FREYR*: - Freyr Software Services Pvt. Ltd. and its subsidiary companies.

Information Security Policy

  1. Purpose 
    To protect Freyr’s and its customer’s information assets by preventing unauthorized access, disclosure, alteration, and destruction through an established structured information security management process. It aims to ensure confidentiality, integrity, and availability of information assets in alignment with the ISO/IEC 27001:2022 standard.
  2. Scope
    This policy applies to all employees, contractors, consultants, partners, and third-party service providers of Freyr’s information assets, systems, and networks which encompasses all digital, physical, and cloud-based systems and data managed by Freyr across its global locations.
  3. Information Security Objectives
    • Safeguarding confidentiality, integrity, and availability of information and assets for clients, stakeholders, and interested parties by implementing a structured Risk Management Framework and maintaining an Integrated Regulatory Management System (IRMS).

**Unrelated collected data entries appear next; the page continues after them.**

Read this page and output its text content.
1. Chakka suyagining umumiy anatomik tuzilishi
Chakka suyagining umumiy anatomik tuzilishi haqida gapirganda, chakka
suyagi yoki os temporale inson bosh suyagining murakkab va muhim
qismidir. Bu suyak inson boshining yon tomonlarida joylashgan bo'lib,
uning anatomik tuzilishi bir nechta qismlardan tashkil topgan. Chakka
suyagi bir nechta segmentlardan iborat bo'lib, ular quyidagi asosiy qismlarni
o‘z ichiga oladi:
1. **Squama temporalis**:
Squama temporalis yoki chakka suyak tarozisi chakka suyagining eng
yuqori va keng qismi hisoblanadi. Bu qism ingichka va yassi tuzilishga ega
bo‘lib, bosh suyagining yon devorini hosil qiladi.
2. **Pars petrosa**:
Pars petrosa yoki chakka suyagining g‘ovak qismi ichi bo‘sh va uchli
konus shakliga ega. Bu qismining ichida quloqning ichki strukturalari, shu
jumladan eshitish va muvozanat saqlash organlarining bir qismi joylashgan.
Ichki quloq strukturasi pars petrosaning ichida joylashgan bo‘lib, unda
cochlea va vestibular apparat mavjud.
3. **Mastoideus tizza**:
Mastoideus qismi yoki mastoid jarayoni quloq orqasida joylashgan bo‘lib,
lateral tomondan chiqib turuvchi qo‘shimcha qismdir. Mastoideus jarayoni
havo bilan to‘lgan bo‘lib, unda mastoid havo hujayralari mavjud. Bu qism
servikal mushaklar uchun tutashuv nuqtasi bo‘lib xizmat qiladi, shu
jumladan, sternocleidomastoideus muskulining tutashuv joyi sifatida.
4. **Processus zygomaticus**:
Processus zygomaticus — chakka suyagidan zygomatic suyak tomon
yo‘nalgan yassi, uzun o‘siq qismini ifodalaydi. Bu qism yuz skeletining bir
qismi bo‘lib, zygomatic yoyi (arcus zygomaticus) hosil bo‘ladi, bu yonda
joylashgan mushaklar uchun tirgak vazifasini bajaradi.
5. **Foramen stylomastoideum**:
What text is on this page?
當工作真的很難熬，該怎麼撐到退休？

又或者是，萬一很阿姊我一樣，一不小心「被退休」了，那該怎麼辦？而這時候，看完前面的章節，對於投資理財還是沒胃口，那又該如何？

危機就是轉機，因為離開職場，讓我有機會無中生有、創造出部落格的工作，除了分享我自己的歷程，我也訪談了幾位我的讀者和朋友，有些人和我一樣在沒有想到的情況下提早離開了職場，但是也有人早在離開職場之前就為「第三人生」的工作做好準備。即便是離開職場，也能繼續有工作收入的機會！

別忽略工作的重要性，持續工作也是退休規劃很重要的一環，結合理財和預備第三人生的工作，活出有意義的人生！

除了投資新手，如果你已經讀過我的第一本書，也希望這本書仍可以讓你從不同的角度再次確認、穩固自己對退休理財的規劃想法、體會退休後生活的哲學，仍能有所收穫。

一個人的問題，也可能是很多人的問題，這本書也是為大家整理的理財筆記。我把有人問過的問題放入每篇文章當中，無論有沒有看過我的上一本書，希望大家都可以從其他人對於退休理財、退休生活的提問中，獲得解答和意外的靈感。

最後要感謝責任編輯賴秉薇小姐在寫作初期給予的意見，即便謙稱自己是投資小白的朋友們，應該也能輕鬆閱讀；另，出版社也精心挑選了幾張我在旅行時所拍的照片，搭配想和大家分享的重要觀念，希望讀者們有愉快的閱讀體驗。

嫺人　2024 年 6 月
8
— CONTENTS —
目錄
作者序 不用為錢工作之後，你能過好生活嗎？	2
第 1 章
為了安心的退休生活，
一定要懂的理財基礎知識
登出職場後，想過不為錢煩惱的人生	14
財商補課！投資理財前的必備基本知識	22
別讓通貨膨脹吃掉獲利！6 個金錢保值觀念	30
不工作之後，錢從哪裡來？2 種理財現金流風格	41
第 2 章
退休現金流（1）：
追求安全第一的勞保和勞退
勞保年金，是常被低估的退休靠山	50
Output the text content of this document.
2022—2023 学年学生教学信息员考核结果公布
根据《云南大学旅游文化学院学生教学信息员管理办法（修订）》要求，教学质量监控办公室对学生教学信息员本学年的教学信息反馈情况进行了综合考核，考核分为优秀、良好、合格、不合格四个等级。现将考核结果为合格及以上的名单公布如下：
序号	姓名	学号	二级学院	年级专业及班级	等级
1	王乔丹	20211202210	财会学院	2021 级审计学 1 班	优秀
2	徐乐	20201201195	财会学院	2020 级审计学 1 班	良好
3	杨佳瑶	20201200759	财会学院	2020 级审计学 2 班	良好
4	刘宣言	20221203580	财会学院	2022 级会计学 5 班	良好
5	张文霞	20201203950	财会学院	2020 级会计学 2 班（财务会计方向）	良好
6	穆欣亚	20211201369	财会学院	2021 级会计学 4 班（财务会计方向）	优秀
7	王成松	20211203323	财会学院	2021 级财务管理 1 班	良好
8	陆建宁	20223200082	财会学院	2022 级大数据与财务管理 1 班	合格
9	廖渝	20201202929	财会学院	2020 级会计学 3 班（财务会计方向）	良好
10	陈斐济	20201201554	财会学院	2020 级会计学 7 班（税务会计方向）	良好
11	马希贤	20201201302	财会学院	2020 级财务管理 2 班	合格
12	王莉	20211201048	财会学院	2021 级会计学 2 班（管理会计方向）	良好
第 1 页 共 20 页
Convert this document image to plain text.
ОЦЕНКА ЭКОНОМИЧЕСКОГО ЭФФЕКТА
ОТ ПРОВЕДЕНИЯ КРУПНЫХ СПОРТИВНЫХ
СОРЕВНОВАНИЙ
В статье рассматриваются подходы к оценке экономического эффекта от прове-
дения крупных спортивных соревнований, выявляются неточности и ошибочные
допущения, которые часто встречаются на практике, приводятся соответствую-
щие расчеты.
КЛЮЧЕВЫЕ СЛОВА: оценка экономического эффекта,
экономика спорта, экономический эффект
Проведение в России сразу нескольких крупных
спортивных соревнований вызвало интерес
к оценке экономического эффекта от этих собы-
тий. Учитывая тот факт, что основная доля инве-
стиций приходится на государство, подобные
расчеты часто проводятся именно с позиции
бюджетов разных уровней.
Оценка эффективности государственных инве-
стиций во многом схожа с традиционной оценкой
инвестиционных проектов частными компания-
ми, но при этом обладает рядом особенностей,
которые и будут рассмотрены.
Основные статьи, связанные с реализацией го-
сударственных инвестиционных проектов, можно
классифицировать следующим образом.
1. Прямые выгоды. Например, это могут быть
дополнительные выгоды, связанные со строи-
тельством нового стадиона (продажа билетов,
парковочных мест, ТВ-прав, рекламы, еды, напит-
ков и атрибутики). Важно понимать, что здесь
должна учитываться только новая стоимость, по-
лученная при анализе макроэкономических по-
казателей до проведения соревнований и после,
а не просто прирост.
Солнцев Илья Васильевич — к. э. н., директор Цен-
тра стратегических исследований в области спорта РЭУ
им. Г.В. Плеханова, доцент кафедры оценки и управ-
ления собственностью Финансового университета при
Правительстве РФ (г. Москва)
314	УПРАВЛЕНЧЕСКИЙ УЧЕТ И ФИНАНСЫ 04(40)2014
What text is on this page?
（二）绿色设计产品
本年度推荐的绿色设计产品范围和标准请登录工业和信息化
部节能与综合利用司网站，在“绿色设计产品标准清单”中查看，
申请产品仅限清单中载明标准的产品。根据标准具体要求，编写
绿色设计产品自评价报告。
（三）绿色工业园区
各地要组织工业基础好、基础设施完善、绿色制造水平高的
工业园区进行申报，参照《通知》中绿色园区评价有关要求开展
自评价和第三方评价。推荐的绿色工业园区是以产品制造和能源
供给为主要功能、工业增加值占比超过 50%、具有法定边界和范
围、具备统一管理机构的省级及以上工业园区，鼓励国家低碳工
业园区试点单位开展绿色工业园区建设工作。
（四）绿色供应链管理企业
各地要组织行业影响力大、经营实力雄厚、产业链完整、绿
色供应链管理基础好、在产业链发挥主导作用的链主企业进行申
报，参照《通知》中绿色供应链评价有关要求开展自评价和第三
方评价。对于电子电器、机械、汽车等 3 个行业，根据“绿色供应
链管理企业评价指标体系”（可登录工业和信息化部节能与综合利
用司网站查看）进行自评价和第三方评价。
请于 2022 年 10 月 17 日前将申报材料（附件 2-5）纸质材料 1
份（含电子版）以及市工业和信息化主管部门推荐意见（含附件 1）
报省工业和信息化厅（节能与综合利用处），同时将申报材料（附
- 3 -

    • Ensuring Compliance with applicable legal and statutory / regulatory requirements across its global operations and data protection laws, including the General Data Protection Regulation (GDPR).
    • Promoting a culture of information security awareness across the organization.
    • Governance of security performance against appropriate targets and enabling continuous improvements.
  4. Information Security Controls 
    Freyr has adopted the updated Annex A control framework of ISO 27001:2022, which comprises 93 controls categorized into four key themes:
    • Organizational Controls: Establishing policies, procedures, risk management practices, and governance structures to sustain a secure operational environment.
    • People Controls: Implementing training and awareness programs, conducting background checks, and defining security responsibilities for employees and contractors.
    • Physical Controls: Enforcing access controls for buildings and restricted areas, securing equipment, and implementing physical monitoring measures.
    • Technological Controls: Utilizing encryption, multi-factor authentication (MFA), secure software and hardware configurations, and robust network security measures.
  5. Risk Management 
    The risk management process involves:
    • A robust response framework to identifying potential threats and vulnerabilities.
    • Assessing the likelihood and impact of each risk. Developing and implementing risk treatment plans based on Freyr's risk appetite.
    • Continuously monitoring risks and updating the risk register as new threats.
  6. Incident Management
    Freyr had an established proactive and structured Incident Management process to promptly identify, assess, and respond to Information security, Data Privacy and other incidents.
  7. Business Continuity and Disaster Recovery
    Freyr maintains a comprehensive Business Continuity and Disaster Recovery framework to ensure resilience in the face of disruptions to ensure continuity of services to our customers and protect the integrity of our business operations.